Bruno Aiub, conhecido como Monark - Foto: Divulgação
O ministro Alexandre de Moraes, do Supremo Tribunal Federal (STF), abriu nesta quarta-feira (29) um prazo de 15 dias para que a Procuradoria-Geral da República (PGR) se manifeste sobre o inquérito contra Bruno Aiub, o influenciador conhecido como Monark. A medida ocorre após a Polícia Federal (PF) encaminhar um relatório apontando que o criador de conteúdo mantém ataques às urnas eletrônicas. O documento investigativo foi construído com base em vídeos e gravações fornecidos pela plataforma TikTok. A apuração concentra-se na suspeita de desobediência a decisões judiciais, uma vez que Monark continua criticando abertamente o Tribunal Superior Eleitoral (TSE) e o próprio STF. "Verifica-se que o investigado, de forma reiterada, profere declarações públicas nas quais questiona a lisura do processo eleitoral brasileiro", destacou o parecer da corporação. A PF também registrou que o influenciador direciona críticas às determinações proferidas pelo ministro relator.
Prorrogação e dificuldades técnicas
O envio do relatório ocorreu após uma extensão do prazo de investigação, formalizada por Moraes em 22 de abril. Na ocasião, o magistrado concedeu 60 dias adicionais para a conclusão do inquérito, que originalmente tinha um prazo de 30 dias.
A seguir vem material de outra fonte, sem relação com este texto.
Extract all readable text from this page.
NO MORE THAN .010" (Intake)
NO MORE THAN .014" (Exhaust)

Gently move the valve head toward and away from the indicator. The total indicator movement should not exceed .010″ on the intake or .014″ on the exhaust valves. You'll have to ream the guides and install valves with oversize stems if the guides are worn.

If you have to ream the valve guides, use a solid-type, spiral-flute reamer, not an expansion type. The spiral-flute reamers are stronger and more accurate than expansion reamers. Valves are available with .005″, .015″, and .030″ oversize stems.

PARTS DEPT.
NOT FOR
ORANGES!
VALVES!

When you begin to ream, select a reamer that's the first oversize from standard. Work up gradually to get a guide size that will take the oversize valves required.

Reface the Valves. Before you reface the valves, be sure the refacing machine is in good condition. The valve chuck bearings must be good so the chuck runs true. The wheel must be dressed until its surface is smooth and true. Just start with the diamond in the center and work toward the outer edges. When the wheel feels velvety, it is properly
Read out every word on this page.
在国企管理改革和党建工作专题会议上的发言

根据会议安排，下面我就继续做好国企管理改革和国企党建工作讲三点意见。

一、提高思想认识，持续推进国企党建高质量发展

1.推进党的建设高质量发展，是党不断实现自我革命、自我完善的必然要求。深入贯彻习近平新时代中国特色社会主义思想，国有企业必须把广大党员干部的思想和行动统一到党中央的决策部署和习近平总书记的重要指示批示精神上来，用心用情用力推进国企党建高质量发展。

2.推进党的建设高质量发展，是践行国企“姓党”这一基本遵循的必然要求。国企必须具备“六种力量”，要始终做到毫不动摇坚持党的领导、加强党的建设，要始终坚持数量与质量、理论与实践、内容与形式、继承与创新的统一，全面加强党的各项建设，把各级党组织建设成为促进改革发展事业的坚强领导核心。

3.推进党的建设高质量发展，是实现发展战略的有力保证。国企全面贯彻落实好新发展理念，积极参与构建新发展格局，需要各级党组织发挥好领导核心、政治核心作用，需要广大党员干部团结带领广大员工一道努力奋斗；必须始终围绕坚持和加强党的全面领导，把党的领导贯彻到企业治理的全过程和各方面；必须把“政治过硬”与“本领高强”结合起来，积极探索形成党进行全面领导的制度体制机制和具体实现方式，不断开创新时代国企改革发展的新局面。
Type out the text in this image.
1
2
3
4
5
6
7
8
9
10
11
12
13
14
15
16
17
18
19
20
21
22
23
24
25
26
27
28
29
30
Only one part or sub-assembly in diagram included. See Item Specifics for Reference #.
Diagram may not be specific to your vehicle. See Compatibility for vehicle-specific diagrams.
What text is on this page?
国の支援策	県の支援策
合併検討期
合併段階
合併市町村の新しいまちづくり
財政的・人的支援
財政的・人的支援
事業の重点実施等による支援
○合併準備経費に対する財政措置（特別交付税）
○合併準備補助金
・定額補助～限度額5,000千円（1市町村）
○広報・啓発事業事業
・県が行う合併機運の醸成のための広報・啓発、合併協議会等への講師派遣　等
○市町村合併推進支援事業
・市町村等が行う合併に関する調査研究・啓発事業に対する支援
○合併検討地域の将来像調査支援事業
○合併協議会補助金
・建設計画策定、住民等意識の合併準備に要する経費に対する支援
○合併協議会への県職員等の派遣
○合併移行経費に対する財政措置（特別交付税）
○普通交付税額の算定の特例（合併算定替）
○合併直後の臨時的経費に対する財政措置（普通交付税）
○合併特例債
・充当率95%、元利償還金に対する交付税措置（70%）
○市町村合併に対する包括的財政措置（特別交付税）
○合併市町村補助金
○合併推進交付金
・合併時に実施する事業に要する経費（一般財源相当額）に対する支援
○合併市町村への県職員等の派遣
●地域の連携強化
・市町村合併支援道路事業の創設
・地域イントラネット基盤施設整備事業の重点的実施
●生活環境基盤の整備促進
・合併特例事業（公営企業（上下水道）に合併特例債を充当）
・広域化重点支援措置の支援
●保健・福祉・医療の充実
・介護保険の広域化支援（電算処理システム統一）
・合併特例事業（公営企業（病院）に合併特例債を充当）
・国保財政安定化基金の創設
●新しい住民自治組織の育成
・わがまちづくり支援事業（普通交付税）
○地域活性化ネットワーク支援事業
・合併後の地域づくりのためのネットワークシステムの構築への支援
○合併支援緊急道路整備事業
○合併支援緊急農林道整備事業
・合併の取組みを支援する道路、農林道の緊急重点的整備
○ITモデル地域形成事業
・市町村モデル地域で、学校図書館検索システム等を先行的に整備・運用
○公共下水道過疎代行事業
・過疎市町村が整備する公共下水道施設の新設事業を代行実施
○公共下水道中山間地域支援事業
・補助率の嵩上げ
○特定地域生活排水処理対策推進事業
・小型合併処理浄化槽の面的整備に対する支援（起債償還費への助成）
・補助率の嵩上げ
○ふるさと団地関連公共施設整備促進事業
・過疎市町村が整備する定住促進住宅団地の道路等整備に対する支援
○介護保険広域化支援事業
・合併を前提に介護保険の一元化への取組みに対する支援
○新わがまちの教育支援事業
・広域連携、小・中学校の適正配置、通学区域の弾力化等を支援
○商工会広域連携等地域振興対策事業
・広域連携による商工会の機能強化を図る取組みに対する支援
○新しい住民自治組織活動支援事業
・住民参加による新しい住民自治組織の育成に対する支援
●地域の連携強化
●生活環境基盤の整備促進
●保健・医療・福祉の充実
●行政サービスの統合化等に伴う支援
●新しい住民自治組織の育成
O pedido de prorrogação partiu do delegado Fábio Fajngold, que relatou dificuldades para acessar a totalidade dos arquivos digitais em razão de problemas no sistema do próprio STF, o que exigiu mais tempo para garantir uma entrega tecnicamente adequada.
Início da investigação após o 8 de janeiro
O inquérito contra Monark teve início logo após os atos golpistas de 8 de janeiro de 2023. Naquele período, as contas oficiais do influenciador integraram a lista de perfis bloqueados por ordem judicial, sob a acusação de instigação aos crimes contra os Três Poderes. A suspensão se estendeu até o início de 2025, quando Moraes avaliou que o bloqueio total não era mais necessário e determinou apenas a exclusão das postagens consideradas irregulares.
Quem é Monark
Bruno Aiub ganhou notoriedade inicialmente como um dos pioneiros do YouTube no Brasil, produzindo conteúdos de Minecraft no canal RandonsPlays entre 2011 e 2014, período em que se destacou pelo estilo descontraído e conquistou grande audiência no segmento de games.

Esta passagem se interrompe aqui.